Erdoğan, TÜSİAD’da, makamıyla bağdaşmayan, yakışmayan başka şeyler de söyledi. Sabah Gazetesi, çok beğenmiş olacak ki, o cümleyi manşetine taşıdı: “Cumhurbaşkanı Erdoğan’dan TÜSİAD’a sitem: Ananasta, tespihte ağzınızı açmadınız.”

15 Ocak 2014’te Fethullah Gülen’e ait tapeler ortaya çıkınca, “ananas” kelimesinin “rüşvet” anlamında kullanıldığı ileri sürülmüştü. Gülen, kendisine yakın biriyle görüşüyordu. O kişi, Uganda’dan ananas geldiğini ve Mustafa Koç dahil bazı işadamlarına gönderdiğini söylüyordu. Yandaş basın “Kod adı: Ananas” diye kıyamet kopardı. Sanki Koç ile Gülen arasında bir rüşvet alışverişi var havası yaratıldı. Neyin rüşvetiydi? Kim, kime, nasıl bir hizmet vermişti? Ananası, Cemaat, Mustafa Koç’a gönderdiğine göre Cemaat’in Koç’tan bir beklentisi olması gerekiyordu. Oysa “Kod adı: Ananas” diye yazanlar, Koç’un Uganda’dan bir rafineri işi alacağını da ilâve etmişlerdi. Bu nasıl tersine işleyen bir alışveriş çarkıydı ki, Cemaat’in yardımıyla rafineri inşa etmek isteyen işadamına, Gülen, “bonus olarak” bir kutu ananas ve tespih gönderiyordu!

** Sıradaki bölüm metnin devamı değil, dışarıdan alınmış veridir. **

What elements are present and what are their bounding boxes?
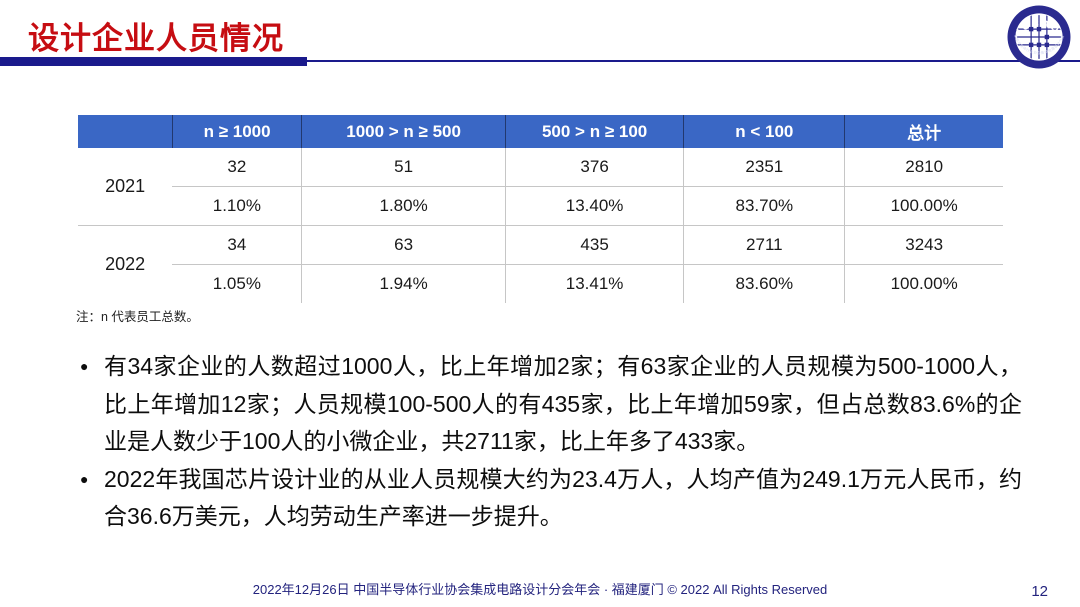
cell: 83.70% xyxy=(683,186,845,226)
cell: 2810 xyxy=(844,148,1003,187)
bullet-item: 2022年我国芯片设计业的从业人员规模大约为23.4万人，人均产值为249.1万… xyxy=(80,461,1022,536)
cell: 100.00% xyxy=(844,264,1003,303)
page-number: 12 xyxy=(1031,583,1048,600)
iccad-logo-icon: ICCAD 中国半导体行业协会集成电路设计分会 xyxy=(1007,5,1071,69)
cell: 435 xyxy=(504,225,684,265)
cell: 34 xyxy=(172,225,302,265)
table-header-row: n ≥ 1000 1000 > n ≥ 500 500 > n ≥ 100 n … xyxy=(78,115,1003,148)
table-row-2022-percents: 1.05% 1.94% 13.41% 83.60% 100.00% xyxy=(78,264,1003,303)
personnel-table: n ≥ 1000 1000 > n ≥ 500 500 > n ≥ 100 n … xyxy=(78,115,1003,303)
title-underline-thick xyxy=(0,57,307,66)
page-title: 设计企业人员情况 xyxy=(28,21,284,56)
table-footnote: 注：n 代表员工总数。 xyxy=(76,310,199,324)
cell: 63 xyxy=(301,225,506,265)
bullet-item: 有34家企业的人数超过1000人，比上年增加2家；有63家企业的人员规模为500… xyxy=(80,348,1022,461)
header-n-lt-100: n < 100 xyxy=(683,115,846,148)
cell: 1.05% xyxy=(172,264,302,303)
header-total: 总计 xyxy=(844,115,1003,148)
cell: 13.41% xyxy=(504,264,684,303)
cell: 1.10% xyxy=(172,186,302,226)
table-row-2022-counts: 2022 34 63 435 2711 3243 xyxy=(78,225,1003,303)
header-1000-500: 1000 > n ≥ 500 xyxy=(301,115,506,148)
cell: 32 xyxy=(172,148,302,187)
cell: 3243 xyxy=(844,225,1003,265)
header-500-100: 500 > n ≥ 100 xyxy=(505,115,685,148)
year-label-2021: 2021 xyxy=(78,148,173,226)
cell: 13.40% xyxy=(504,186,684,226)
cell: 51 xyxy=(301,148,506,187)
title-underline-thin xyxy=(0,60,1080,62)
footer-text: 2022年12月26日 中国半导体行业协会集成电路设计分会年会 · 福建厦门 ©… xyxy=(252,582,828,597)
cell: 100.00% xyxy=(844,186,1003,226)
table-row-2021-percents: 1.10% 1.80% 13.40% 83.70% 100.00% xyxy=(78,186,1003,226)
cell: 2351 xyxy=(683,148,845,187)
cell: 376 xyxy=(504,148,684,187)
cell: 83.60% xyxy=(683,264,845,303)
table-row-2021-counts: 2021 32 51 376 2351 2810 xyxy=(78,148,1003,226)
header-empty xyxy=(78,115,173,148)
cell: 1.94% xyxy=(301,264,506,303)
header-n-ge-1000: n ≥ 1000 xyxy=(172,115,303,148)
bullet-list: 有34家企业的人数超过1000人，比上年增加2家；有63家企业的人员规模为500… xyxy=(80,348,1022,536)
cell: 2711 xyxy=(683,225,845,265)
year-label-2022: 2022 xyxy=(78,225,173,303)
cell: 1.80% xyxy=(301,186,506,226)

Bu çelişkiye rağmen Erdoğan, TÜSİAD’daki işadamlarına sordu: “Ananasta, tespihte ağzınızı neden açmadınız?”

17 ve 25 Aralık yolsuzluklarında suskun kalan büyük iş adamları, Koç’a, tespih ve ananasın mı hesabını soracaktı? Bir yandan kutuplaşma ve gerginlikten kaçmak gerekir deniliyor, bir yandan iftiralar devam ediyor.

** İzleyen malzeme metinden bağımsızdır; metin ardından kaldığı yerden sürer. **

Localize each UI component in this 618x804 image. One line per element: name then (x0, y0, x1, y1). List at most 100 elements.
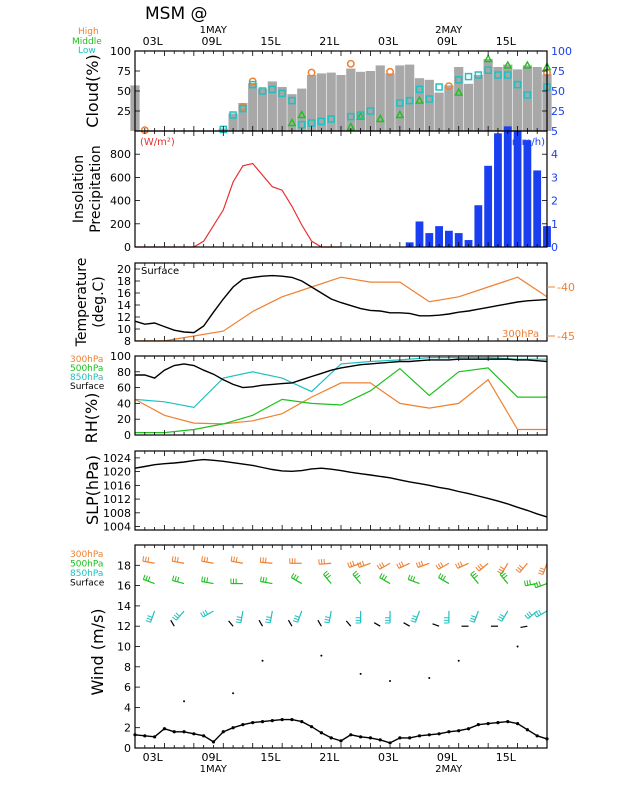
wind-barb-feather (399, 563, 401, 568)
wind-barb-staff (319, 563, 331, 564)
wind-barb-feather (360, 562, 362, 567)
wind-barb-feather (205, 610, 208, 614)
wind-barb-feather (236, 557, 237, 562)
wind-barb-staff (259, 620, 263, 626)
cloud-ytick-label-right: 100 (551, 45, 572, 58)
wind-barb-feather (456, 564, 458, 569)
wind-barb-feather (355, 573, 359, 576)
precip-ytick-label-right: 4 (551, 148, 558, 161)
cloud-ytick-label-right: 75 (551, 65, 565, 78)
wind-barb-feather (325, 573, 329, 576)
slp-ytick-label: 1024 (103, 452, 131, 465)
wind-barb-staff (520, 563, 528, 572)
wind-barb-feather (460, 562, 462, 567)
wind-barb-feather (536, 611, 539, 615)
wind-barb-850hpa (356, 611, 361, 623)
wind-barb-feather (443, 576, 446, 580)
time-label-top: 21L (319, 35, 340, 48)
wind-barb-500hpa (202, 577, 214, 584)
wind-barb-300hpa (416, 561, 429, 567)
wind-barb-feather (382, 562, 385, 566)
wind-surface-point (330, 736, 333, 739)
wind-barb-staff (176, 611, 184, 620)
wind-barb-feather (480, 564, 483, 568)
wind-barb-feather (177, 577, 178, 582)
wind-barb-500hpa (143, 575, 154, 584)
wind-barb-feather (236, 619, 241, 620)
wind-barb-feather (175, 557, 176, 562)
wind-surface-point (310, 725, 313, 728)
precip-bar (494, 133, 502, 247)
wind-surface-point (320, 731, 323, 734)
precip-ytick-label-right: 1 (551, 218, 558, 231)
wind-barb-feather (530, 580, 531, 585)
wind-barb-staff (229, 621, 233, 626)
wind-speed-dot (262, 660, 264, 662)
wind-barb-feather (261, 577, 262, 582)
wind-legend-1: 500hPa (70, 560, 103, 570)
cloud-low-marker (436, 84, 442, 90)
wind-barb-surface (171, 620, 175, 626)
wind-surface-point (526, 728, 529, 731)
wind-barb-850hpa (324, 611, 331, 623)
temp-ytick-label: 18 (117, 275, 131, 288)
precip-bar (533, 170, 541, 247)
cloud-total-bar (248, 83, 257, 131)
wind-barb-feather (323, 571, 327, 574)
temp-ylabel-unit: (deg.C) (91, 276, 107, 328)
wind-barb-feather (536, 582, 538, 587)
wind-barb-feather (539, 610, 542, 614)
wind-ylabel: Wind (m/s) (88, 608, 107, 695)
wind-barb-feather (497, 619, 501, 622)
wind-barb-feather (237, 617, 242, 618)
wind-barb-feather (324, 622, 329, 623)
wind-barb-feather (148, 616, 153, 618)
temp-ytick-label: 8 (124, 335, 131, 348)
wind-barb-surface (229, 621, 233, 626)
cloud-total-bar (444, 85, 453, 131)
wind-barb-feather (143, 556, 144, 561)
wind-barb-feather (145, 557, 146, 562)
time-label-bottom: 15L (260, 751, 281, 764)
wind-ytick-label: 16 (117, 580, 131, 593)
wind-barb-feather (203, 611, 206, 615)
wind-barb-feather (525, 581, 526, 586)
wind-barb-feather (177, 557, 178, 562)
rh-ytick-label: 100 (110, 350, 131, 363)
cloud-ytick-label: 100 (110, 45, 131, 58)
wind-legend-3: Surface (70, 579, 105, 589)
wind-surface-point (496, 721, 499, 724)
wind-barb-feather (148, 577, 150, 582)
wind-barb-300hpa (476, 563, 488, 571)
temp-right-label: -40 (557, 281, 575, 294)
wind-barb-500hpa (323, 571, 331, 583)
wind-barb-feather (518, 567, 522, 570)
wind-surface-point (290, 718, 293, 721)
wind-speed-dot (428, 677, 430, 679)
wind-barb-850hpa (534, 610, 547, 617)
wind-barb-feather (293, 621, 298, 623)
wind-barb-feather (438, 564, 441, 568)
wind-speed-dot (389, 680, 391, 682)
wind-barb-surface (433, 624, 440, 626)
time-label-bottom: 15L (496, 751, 517, 764)
wind-speed-dot (320, 655, 322, 657)
wind-barb-500hpa (291, 573, 301, 583)
wind-barb-feather (380, 573, 383, 577)
wind-speed-dot (458, 660, 460, 662)
wind-barb-feather (325, 619, 330, 620)
wind-barb-feather (478, 565, 481, 569)
wind-barb-feather (419, 562, 421, 567)
wind-barb-feather (204, 577, 205, 582)
wind-barb-feather (458, 563, 460, 568)
wind-barb-300hpa (538, 563, 547, 574)
wind-surface-point (437, 732, 440, 735)
wind-barb-feather (397, 564, 399, 569)
cloud-ylabel: Cloud(%) (83, 54, 102, 127)
precip-bar (514, 131, 522, 247)
insolation-unit: (W/m²) (140, 137, 175, 148)
wind-barb-feather (401, 562, 403, 567)
wind-barb-300hpa (377, 562, 390, 569)
cloud-total-bar (533, 67, 542, 131)
cloud-ytick-label-right: 25 (551, 105, 565, 118)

HSYK seçimleri ve Cemaatçi adaylar

Erdoğan Cemaat’e öfkeli… Öfkeli çünkü AK Parti tabanına hitap eden Cemaat’e yakın medya sıkı bir muhalefet yapıyor. Tehdide boyun eğmiyorlar.

Erdoğan da yolsuzluğu takip eden savcı ve polislerin Cemaat’le ilişkisi olmadığını biliyor. İsimler üzerinden değerlendirelim: Savcı Zekeriya Öz, Celal Kara, Muammer Akkaş veyahut eski Mali Şube Müdürü Yakup Saygılı… 17 Aralık’tan önce bu isimlere “Cemaatçi kadrolaşma” iddiaları arasında rastlamış mıydınız? 2008 yılında Ergenekon operasyonları başlayıp, Muzaffer Tekin, Veli Küçük, Kemal Kerinçsiz vs. tutuklanınca, Aydınlık Gazetesi “Poliste Cemaatçi kadrolaşma” diye 57 kişilik bir liste yayınladı. Bu tartışma ilk defa o zaman başladı. (Aslında 1990’lı yılların başından beri Emniyet’te Fethullahçı örgütlenmeden söz ediliyordu ama tamamen farklı isimler söz konusuydu. Meselâ o tarihte Hanefi Avcı ya da Adil Serdar Saçan da Cemaatçi listesinde yer alıyordu. Gerekli idari ve adli incelemelerden sonra, bu iddialar delillendirilemedi ve o polisler aklandı. NI) Daha sonra, Ergenekon ve Balyoz sanıkları, belgelerin bir kısmının Cemaatçi polisler tarafından sahte olarak hazırlandığını ileri sürmek suretiyle kendilerini savundular. Hâkim ya da savcılar arasında Cemaatçi kadrolaşmadan söz edilmiyordu. Sadece, usul hataları ya da haksız kararlar gündeme getiriliyordu. Siz, hiç, Balyoz kararını veren 10. Ağır Ceza Mahkemesi Başkanı Ömer Diken için “Cemaatçi” denildiğini duydunuz mu? Zaten, Diken’in mesleğe giriş tarihi çok eski. Yıllarca Yargıtay’da çalışmış, sonra Ağır Ceza Mahkemesi hâkimliklerinde bulunmuş. Balyoz’u onayan Yargıtay 9. Ceza Dairesi’nin Başkanı Ekrem Ertuğrul, 2003 yılında (eski HSYK tarafından) Yargıtay üyeliğine seçilmiş. Yargıtay 9. Ceza Dairesi’nin üyelerinden biri 15 yıldır, biri de 12 yıldır Yargıtay tetkik hâkimliği yapıyordu. Mesleğe girişleri ise 1990’lı yıllar. Örnekleri çoğaltmak mümkün…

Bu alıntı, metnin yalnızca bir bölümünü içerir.